Après l'avoir essuyée du mieux qu'elle put (elle avait l'impression de ne faire que ça depuis la veille : nettoyer), la jeune fille décida d'interrompre sa lecture le temps du petit-déjeuner.
Elle descendit dans la salle commune et alla mettre sa robe de sorcière, puis elle se rendit à la bibliothèque. Mais lorsqu'elle vit Jedusor qui marchait dans sa direction, Sarah pensa qu'il serait finalement sympathique d'aller rendre visite à Hedwige dans la volière. Elle changea rapidement de direction et se dirigea vers la tour Nord.
La volière était une grande pièce circulaire aux murs de pierre, traversée par de nombreux courants d'air car aucune de ses fenêtres n'avait de carreaux. Sarah entra et glissa sur quelque chose de mou... la paille posée au sol était recouverte de fientes d'oiseaux ! Aux murs et au plafond étaient accrochés de nombreux perchoirs, sur lesquels se tenaient un nombre immense de hiboux et de chouettes.

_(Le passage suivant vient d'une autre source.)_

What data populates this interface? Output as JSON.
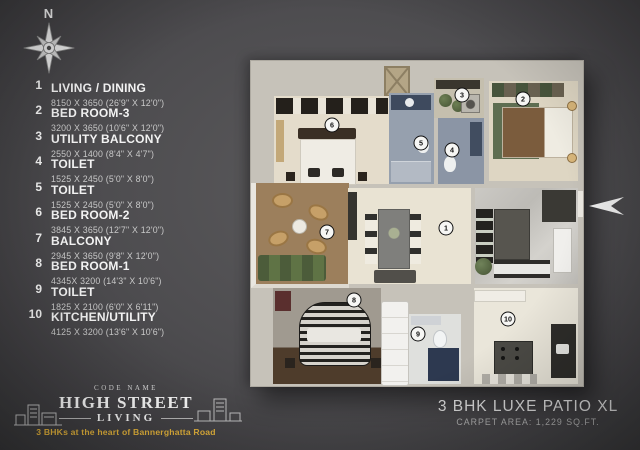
{
  "compass": {
    "label": "N"
  },
  "legend": {
    "items": [
      {
        "num": "1",
        "name": "LIVING / DINING",
        "dims": "8150 X 3650  (26'9\" X 12'0\")"
      },
      {
        "num": "2",
        "name": "BED ROOM-3",
        "dims": "3200 X 3650  (10'6\" X 12'0\")"
      },
      {
        "num": "3",
        "name": "UTILITY BALCONY",
        "dims": "2550 X 1400  (8'4\" X 4'7\")"
      },
      {
        "num": "4",
        "name": "TOILET",
        "dims": "1525 X 2450  (5'0\" X 8'0\")"
      },
      {
        "num": "5",
        "name": "TOILET",
        "dims": "1525 X 2450  (5'0\" X 8'0\")"
      },
      {
        "num": "6",
        "name": "BED ROOM-2",
        "dims": "3845 X 3650  (12'7\" X 12'0\")"
      },
      {
        "num": "7",
        "name": "BALCONY",
        "dims": "2945 X 3650  (9'8\" X 12'0\")"
      },
      {
        "num": "8",
        "name": "BED ROOM-1",
        "dims": "4345X 3200  (14'3\" X 10'6\")"
      },
      {
        "num": "9",
        "name": "TOILET",
        "dims": "1825 X 2100  (6'0\" X 6'11\")"
      },
      {
        "num": "10",
        "name": "KITCHEN/UTILITY",
        "dims": "4125 X 3200  (13'6\" X 10'6\")"
      }
    ]
  },
  "branding": {
    "code_label": "CODE NAME",
    "name_line1": "HIGH STREET",
    "name_line2": "LIVING",
    "tagline": "3 BHKs at the heart of Bannerghatta Road",
    "accent_color": "#E8B63C"
  },
  "plan_info": {
    "title": "3 BHK LUXE PATIO XL",
    "carpet_area": "CARPET AREA: 1,229 SQ.FT."
  },
  "floorplan": {
    "badges": [
      "1",
      "2",
      "3",
      "4",
      "5",
      "6",
      "7",
      "8",
      "9",
      "10"
    ]
  }
}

Sarah regarda bien et avança consciencieusement, son pied craquant de temps à autres sur un squelette de souris. Elle atteignit finalement une longue fenêtre, à côté de laquelle se reposait Hedwige.
— Bonjour, lui murmura-t-elle, comment vas-tu ?
L'animal ouvrit ses yeux couleur d'ambre et articula tranquillement une réponse que seuls ses congénères purent entendre. La jeune fille le caressa doucement, observant au passage les centaines d'oiseaux qui hululaient à travers la pièce. Elle fredonna, d'une voix à peine audible, une chanson entendue la veille.
« If I didn't care, more than words can say...
If I didn't care, would I feel this way ?If this isn't love then why do I thrill ?And what makes my head go 'round and 'round...While my heart stands still ? »
Le vent frais de la fin d'automne soufflait fort, griffant son visage, et les hiboux conversaient bruyamment, mais elle continua inlassablement sa chanson et la termina plus doucement encore qu'elle l'avait commencée, dans un murmure.
« If i didn't care... for you... »
La chanson terminée, elle retrouva brutalement ses esprits : il était bientôt onze heures ! Elle caressa gentiment la tête d'Hedwige et se précipita hors de la volière. En sortant, elle se cogna contre un grand garçon. Une agréable odeur de camomille, légère, s'était répandue dans l'escalier. Sarah s'excusa sans le regarder et continua sa course jusqu'à la salle commune. Elle osa son livre au dortoir et remonta dans le hall à la vitesse d'un Comète 180.